Jean-François Dat

Théorie de Lubin-Tate non-abélienne et représentations elliptiques

Non abelian Lubin–Tate theory studies the cohomology of some moduli spaces for p-divisible groups, the broadest definition of which is due to Rapoport–Zink, aiming both at providing explicit realizations of local Langlands functoriality and at studying bad reduction of Shimura varieties. In this paper we consider the most famous examples ; the so-called Drinfeld and Lubin–Tate towers. In the Lubin–Tate case, Harris and Taylor proved that the supercuspidal part of the cohomology realizes both the local Langlands and Jacquet–Langlands correspondences, as conjectured by Carayol. Recently, Boyer computed the remaining part of the cohomology and exhibited two defects : first, the representations of GLd which appear are of a very particular and restrictive form ; second, the Langlands correspondence is not realized anymore.

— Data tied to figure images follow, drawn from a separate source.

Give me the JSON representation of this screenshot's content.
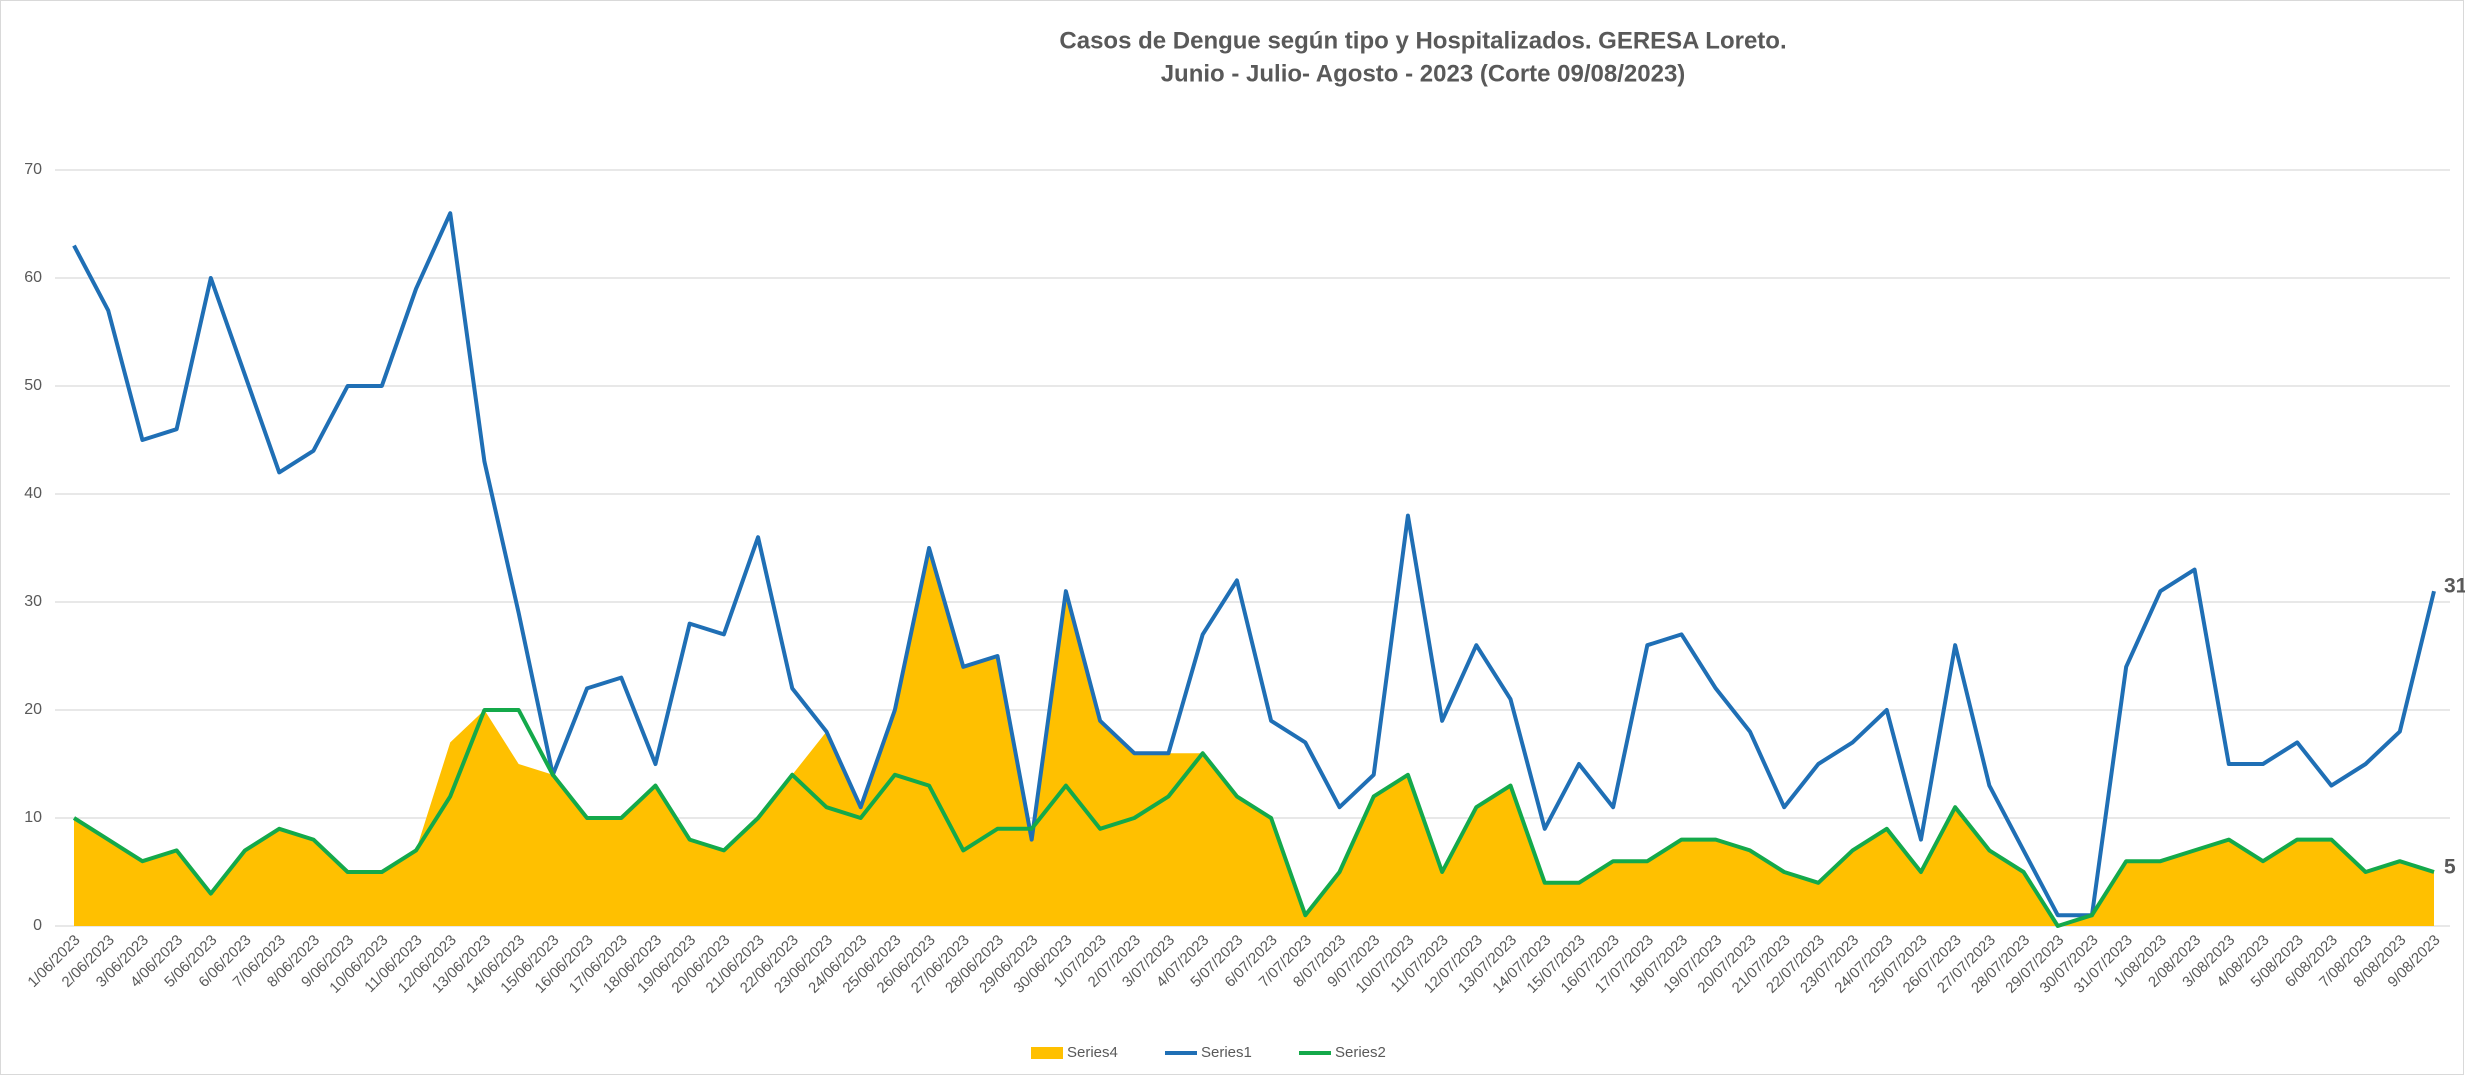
{
  "chart_data": {
    "type": "line",
    "title": [
      "Casos de Dengue según tipo y Hospitalizados. GERESA Loreto.",
      "Junio - Julio- Agosto -  2023 (Corte 09/08/2023)"
    ],
    "categories": [
      "1/06/2023",
      "2/06/2023",
      "3/06/2023",
      "4/06/2023",
      "5/06/2023",
      "6/06/2023",
      "7/06/2023",
      "8/06/2023",
      "9/06/2023",
      "10/06/2023",
      "11/06/2023",
      "12/06/2023",
      "13/06/2023",
      "14/06/2023",
      "15/06/2023",
      "16/06/2023",
      "17/06/2023",
      "18/06/2023",
      "19/06/2023",
      "20/06/2023",
      "21/06/2023",
      "22/06/2023",
      "23/06/2023",
      "24/06/2023",
      "25/06/2023",
      "26/06/2023",
      "27/06/2023",
      "28/06/2023",
      "29/06/2023",
      "30/06/2023",
      "1/07/2023",
      "2/07/2023",
      "3/07/2023",
      "4/07/2023",
      "5/07/2023",
      "6/07/2023",
      "7/07/2023",
      "8/07/2023",
      "9/07/2023",
      "10/07/2023",
      "11/07/2023",
      "12/07/2023",
      "13/07/2023",
      "14/07/2023",
      "15/07/2023",
      "16/07/2023",
      "17/07/2023",
      "18/07/2023",
      "19/07/2023",
      "20/07/2023",
      "21/07/2023",
      "22/07/2023",
      "23/07/2023",
      "24/07/2023",
      "25/07/2023",
      "26/07/2023",
      "27/07/2023",
      "28/07/2023",
      "29/07/2023",
      "30/07/2023",
      "31/07/2023",
      "1/08/2023",
      "2/08/2023",
      "3/08/2023",
      "4/08/2023",
      "5/08/2023",
      "6/08/2023",
      "7/08/2023",
      "8/08/2023",
      "9/08/2023"
    ],
    "series": [
      {
        "name": "Series4",
        "kind": "area",
        "color": "#FFC000",
        "values": [
          10,
          8,
          6,
          7,
          3,
          7,
          9,
          8,
          5,
          5,
          7,
          17,
          20,
          15,
          14,
          10,
          10,
          13,
          8,
          7,
          10,
          14,
          18,
          11,
          20,
          35,
          24,
          25,
          9,
          31,
          19,
          16,
          16,
          16,
          12,
          10,
          1,
          5,
          12,
          14,
          5,
          11,
          13,
          4,
          4,
          6,
          6,
          8,
          8,
          7,
          5,
          4,
          7,
          9,
          5,
          11,
          7,
          5,
          0,
          1,
          6,
          6,
          7,
          8,
          6,
          8,
          8,
          5,
          6,
          5
        ]
      },
      {
        "name": "Series1",
        "kind": "line",
        "color": "#1F6FB5",
        "values": [
          63,
          57,
          45,
          46,
          60,
          51,
          42,
          44,
          50,
          50,
          59,
          66,
          43,
          29,
          14,
          22,
          23,
          15,
          28,
          27,
          36,
          22,
          18,
          11,
          20,
          35,
          24,
          25,
          8,
          31,
          19,
          16,
          16,
          27,
          32,
          19,
          17,
          11,
          14,
          38,
          19,
          26,
          21,
          9,
          15,
          11,
          26,
          27,
          22,
          18,
          11,
          15,
          17,
          20,
          8,
          26,
          13,
          7,
          1,
          1,
          24,
          31,
          33,
          15,
          15,
          17,
          13,
          15,
          18,
          31
        ]
      },
      {
        "name": "Series2",
        "kind": "line",
        "color": "#14A94A",
        "values": [
          10,
          8,
          6,
          7,
          3,
          7,
          9,
          8,
          5,
          5,
          7,
          12,
          20,
          20,
          14,
          10,
          10,
          13,
          8,
          7,
          10,
          14,
          11,
          10,
          14,
          13,
          7,
          9,
          9,
          13,
          9,
          10,
          12,
          16,
          12,
          10,
          1,
          5,
          12,
          14,
          5,
          11,
          13,
          4,
          4,
          6,
          6,
          8,
          8,
          7,
          5,
          4,
          7,
          9,
          5,
          11,
          7,
          5,
          0,
          1,
          6,
          6,
          7,
          8,
          6,
          8,
          8,
          5,
          6,
          5
        ]
      }
    ],
    "ylim": [
      0,
      70
    ],
    "yticks": [
      0,
      10,
      20,
      30,
      40,
      50,
      60,
      70
    ],
    "grid": true,
    "legend": "bottom"
  }
}
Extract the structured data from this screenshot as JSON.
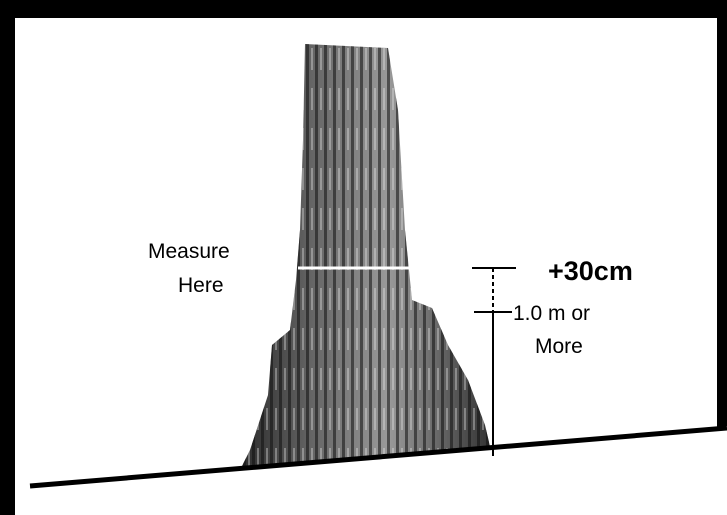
{
  "labels": {
    "measure": [
      "Measure",
      "Here"
    ],
    "offset": "+30cm",
    "height": [
      "1.0 m or",
      "More"
    ]
  }
}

In this paper, we study the cohomology complex in a suitable equivariant derived category, and show how it encodes Langlands correspondence for elliptic representations. Then we transfer this result to the Drinfeld tower via an enhancement of a theorem of Faltings due to Fargues. We deduce that Deligne’s weight-monodromy conjecture is true for varieties uniformized by Drinfeld’s coverings of his symmetric spaces. This completes the computation of local L-factors of some unitary Shimura varieties.